Mas eis que então chegamos à melhor parte do livro, "A Revolta Expressionista". Graças a uma longa pesquisa em arquivos alemães, Nazário conseguiu fazer uma reconstituição precisa das origens do cinema alemão, estabelecendo relações entre a Primeira Guerra e os filmes de educação sexual, descrevendo a influência do diretor de teatro Max Reinhardt no cinema, reconstituindo a gênese da produtora UFA (Universum Film Aktien Gesellschaft). As paráfrases acuradas de filmes, muitos ainda desconhecidos, vêm acrescentar informações preciosas aos dois clássicos da história do cinema alemão: "De Caligari a Hitler", de Siegfried Kracauer, e "A Tela Demoníaca", de Lotte Eisner.

Defesa do expressionismo
O texto se encerra com uma defesa apaixonada da pré-estilização expressionista e de seu caráter revolucionário, implicando um novo ataque ao cinema realista, desta vez aos "filmes de rua" que sucederam o expressionismo. Para Nazário, ao contrário do entendimento reinante, esses filmes, influenciados pela "neue Sachlichkeit" ("nova objetividade"), trariam em seu bojo afinidades com o pensamento nacional-socialista. Permanecendo discutível, pelo menos aqui Nazário oferece argumentos sólidos, baseados num real conhecimento da matéria.
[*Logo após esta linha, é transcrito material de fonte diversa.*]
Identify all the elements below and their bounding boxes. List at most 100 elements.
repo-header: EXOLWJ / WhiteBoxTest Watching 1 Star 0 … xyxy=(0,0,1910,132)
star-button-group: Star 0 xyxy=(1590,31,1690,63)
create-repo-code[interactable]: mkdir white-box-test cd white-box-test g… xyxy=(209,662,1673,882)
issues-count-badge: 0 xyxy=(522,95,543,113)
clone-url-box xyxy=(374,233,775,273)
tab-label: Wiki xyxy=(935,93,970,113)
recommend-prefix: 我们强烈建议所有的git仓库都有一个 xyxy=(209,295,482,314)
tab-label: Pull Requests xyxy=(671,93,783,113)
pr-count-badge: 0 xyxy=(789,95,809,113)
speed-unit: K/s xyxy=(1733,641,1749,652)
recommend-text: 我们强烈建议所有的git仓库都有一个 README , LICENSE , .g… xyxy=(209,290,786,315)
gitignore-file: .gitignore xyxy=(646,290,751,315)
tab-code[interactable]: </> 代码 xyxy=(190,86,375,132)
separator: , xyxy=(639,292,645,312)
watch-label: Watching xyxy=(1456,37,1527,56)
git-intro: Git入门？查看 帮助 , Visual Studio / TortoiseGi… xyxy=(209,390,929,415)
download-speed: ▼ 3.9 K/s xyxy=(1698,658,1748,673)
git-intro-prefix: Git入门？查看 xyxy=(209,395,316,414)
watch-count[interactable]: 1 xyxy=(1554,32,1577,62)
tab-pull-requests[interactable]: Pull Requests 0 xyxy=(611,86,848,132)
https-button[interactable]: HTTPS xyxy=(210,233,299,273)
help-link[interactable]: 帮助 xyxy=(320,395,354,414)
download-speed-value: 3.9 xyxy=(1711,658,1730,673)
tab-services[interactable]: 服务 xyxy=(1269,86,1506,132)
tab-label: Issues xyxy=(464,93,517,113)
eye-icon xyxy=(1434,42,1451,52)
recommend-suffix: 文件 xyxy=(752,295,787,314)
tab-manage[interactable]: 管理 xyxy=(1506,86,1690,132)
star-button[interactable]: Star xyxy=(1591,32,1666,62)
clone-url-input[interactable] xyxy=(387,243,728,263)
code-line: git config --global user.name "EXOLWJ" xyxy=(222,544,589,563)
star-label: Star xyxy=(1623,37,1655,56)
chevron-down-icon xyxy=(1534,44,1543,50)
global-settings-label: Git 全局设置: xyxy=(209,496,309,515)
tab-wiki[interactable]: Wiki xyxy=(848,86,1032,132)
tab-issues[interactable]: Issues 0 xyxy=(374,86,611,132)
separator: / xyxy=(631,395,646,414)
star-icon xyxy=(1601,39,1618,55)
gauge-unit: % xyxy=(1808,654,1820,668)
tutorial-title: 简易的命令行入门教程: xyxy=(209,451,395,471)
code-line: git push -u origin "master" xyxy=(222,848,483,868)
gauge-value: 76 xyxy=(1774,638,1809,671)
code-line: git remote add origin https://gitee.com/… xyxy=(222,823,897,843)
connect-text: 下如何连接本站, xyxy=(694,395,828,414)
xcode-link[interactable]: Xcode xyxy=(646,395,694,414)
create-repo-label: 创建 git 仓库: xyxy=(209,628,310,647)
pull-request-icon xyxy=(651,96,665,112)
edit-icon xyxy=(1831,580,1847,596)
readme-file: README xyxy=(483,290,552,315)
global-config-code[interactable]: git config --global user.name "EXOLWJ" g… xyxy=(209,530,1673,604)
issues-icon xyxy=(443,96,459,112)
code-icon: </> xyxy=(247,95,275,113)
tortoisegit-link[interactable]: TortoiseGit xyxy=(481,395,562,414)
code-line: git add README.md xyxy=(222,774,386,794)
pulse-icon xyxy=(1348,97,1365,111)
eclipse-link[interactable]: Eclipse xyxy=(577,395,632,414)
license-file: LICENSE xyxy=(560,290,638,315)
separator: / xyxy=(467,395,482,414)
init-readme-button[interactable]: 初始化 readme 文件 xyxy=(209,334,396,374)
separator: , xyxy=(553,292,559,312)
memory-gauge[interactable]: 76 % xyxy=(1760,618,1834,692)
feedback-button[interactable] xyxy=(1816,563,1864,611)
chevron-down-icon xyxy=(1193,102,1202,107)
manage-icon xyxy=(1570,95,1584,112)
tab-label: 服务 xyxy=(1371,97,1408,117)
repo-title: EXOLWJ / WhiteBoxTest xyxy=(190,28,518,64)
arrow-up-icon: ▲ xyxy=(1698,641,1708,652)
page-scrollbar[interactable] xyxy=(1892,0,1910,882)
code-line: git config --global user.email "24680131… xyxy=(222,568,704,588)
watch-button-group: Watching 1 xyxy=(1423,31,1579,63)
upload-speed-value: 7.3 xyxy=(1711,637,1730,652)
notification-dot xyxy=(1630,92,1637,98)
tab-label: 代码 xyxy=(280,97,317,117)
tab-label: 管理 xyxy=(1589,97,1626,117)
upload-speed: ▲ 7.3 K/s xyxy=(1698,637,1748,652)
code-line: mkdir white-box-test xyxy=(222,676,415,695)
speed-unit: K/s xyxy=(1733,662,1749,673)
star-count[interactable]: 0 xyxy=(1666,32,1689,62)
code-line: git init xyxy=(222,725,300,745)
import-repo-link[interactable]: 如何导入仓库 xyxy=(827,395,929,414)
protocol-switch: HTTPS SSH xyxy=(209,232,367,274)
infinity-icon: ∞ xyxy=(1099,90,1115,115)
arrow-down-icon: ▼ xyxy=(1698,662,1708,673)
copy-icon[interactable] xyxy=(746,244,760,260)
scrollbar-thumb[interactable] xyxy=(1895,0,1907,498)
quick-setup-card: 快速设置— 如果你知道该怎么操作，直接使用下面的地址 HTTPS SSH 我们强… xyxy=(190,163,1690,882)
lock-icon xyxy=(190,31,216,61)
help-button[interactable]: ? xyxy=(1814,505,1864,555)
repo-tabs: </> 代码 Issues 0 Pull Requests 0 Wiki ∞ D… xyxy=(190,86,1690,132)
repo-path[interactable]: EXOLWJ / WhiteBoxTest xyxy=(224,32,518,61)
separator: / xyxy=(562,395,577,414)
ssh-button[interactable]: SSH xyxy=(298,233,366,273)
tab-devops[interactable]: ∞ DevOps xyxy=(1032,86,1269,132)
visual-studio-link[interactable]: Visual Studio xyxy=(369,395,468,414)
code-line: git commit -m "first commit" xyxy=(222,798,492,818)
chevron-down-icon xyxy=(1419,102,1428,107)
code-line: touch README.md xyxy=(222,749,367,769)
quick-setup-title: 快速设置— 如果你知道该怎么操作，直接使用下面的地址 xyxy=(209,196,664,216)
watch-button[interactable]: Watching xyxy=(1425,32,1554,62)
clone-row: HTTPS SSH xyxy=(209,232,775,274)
O capítulo seguinte, sobre Fritz Lang, se deixa fascinar pelas descobertas, já nem tão recentes, das ligações do grande cineasta com o nazismo. Destruir o mito de Lang parece ser, de fato, a moda atual, levada ao extremo pelo americano Patrick McGilligan (não citado por Nazário), que acusa Lang não apenas de nazista, mas também de ter assassinado sua primeira mulher. O resultado, em "As Sombras Móveis", é que toda a obra de Lang acaba se reduzindo às suas prováveis inclinações nazistas, quando a própria história do cinema já provou que os filmes foram muito maiores do que as supostas opções políticas do diretor.
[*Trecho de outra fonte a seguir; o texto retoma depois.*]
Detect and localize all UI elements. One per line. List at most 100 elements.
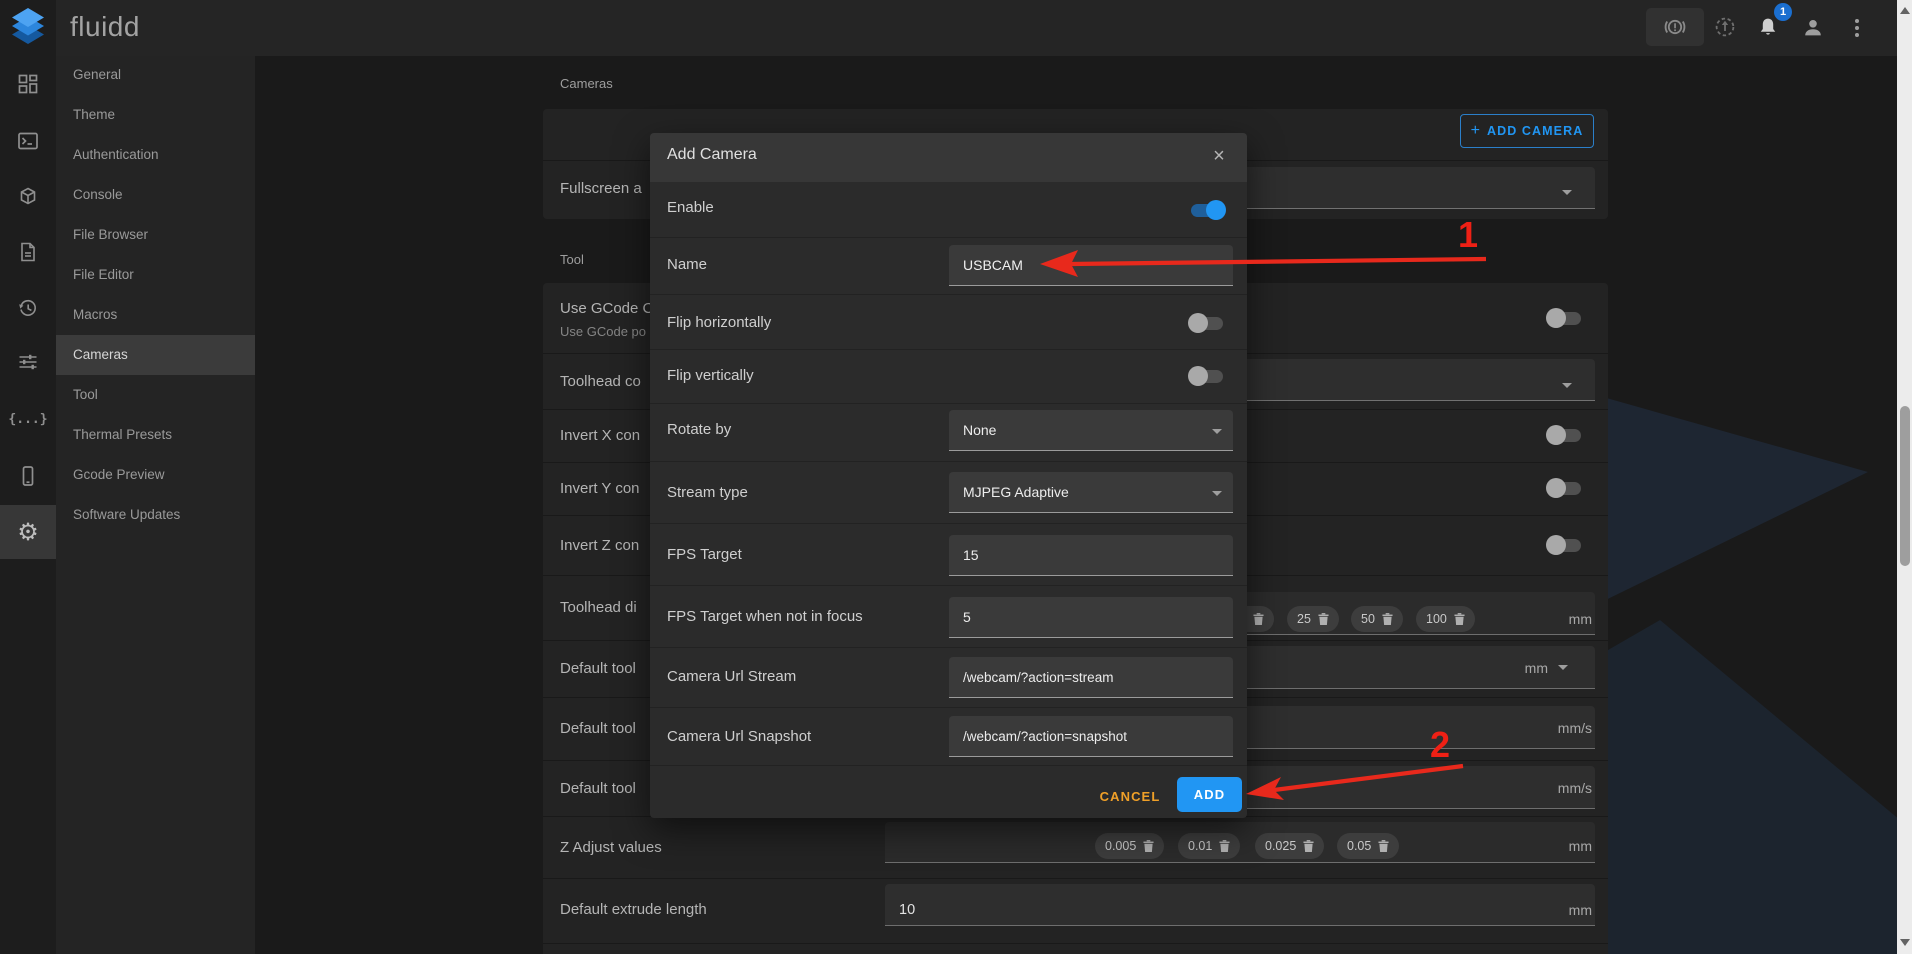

Trata-se, enfim, de um livro vigoroso, mas de organização precária, que depende de um leitor paciente que dele saiba extrair as boas idéias.


Lúcia Nagib é professora de cinema na Universidade Estadual de Campinas e na Pontifícia Universidade Católica (SP) e autora, entre outros, de "Werner Herzog -O Cinema Como Realidade" (Estação Liberdade).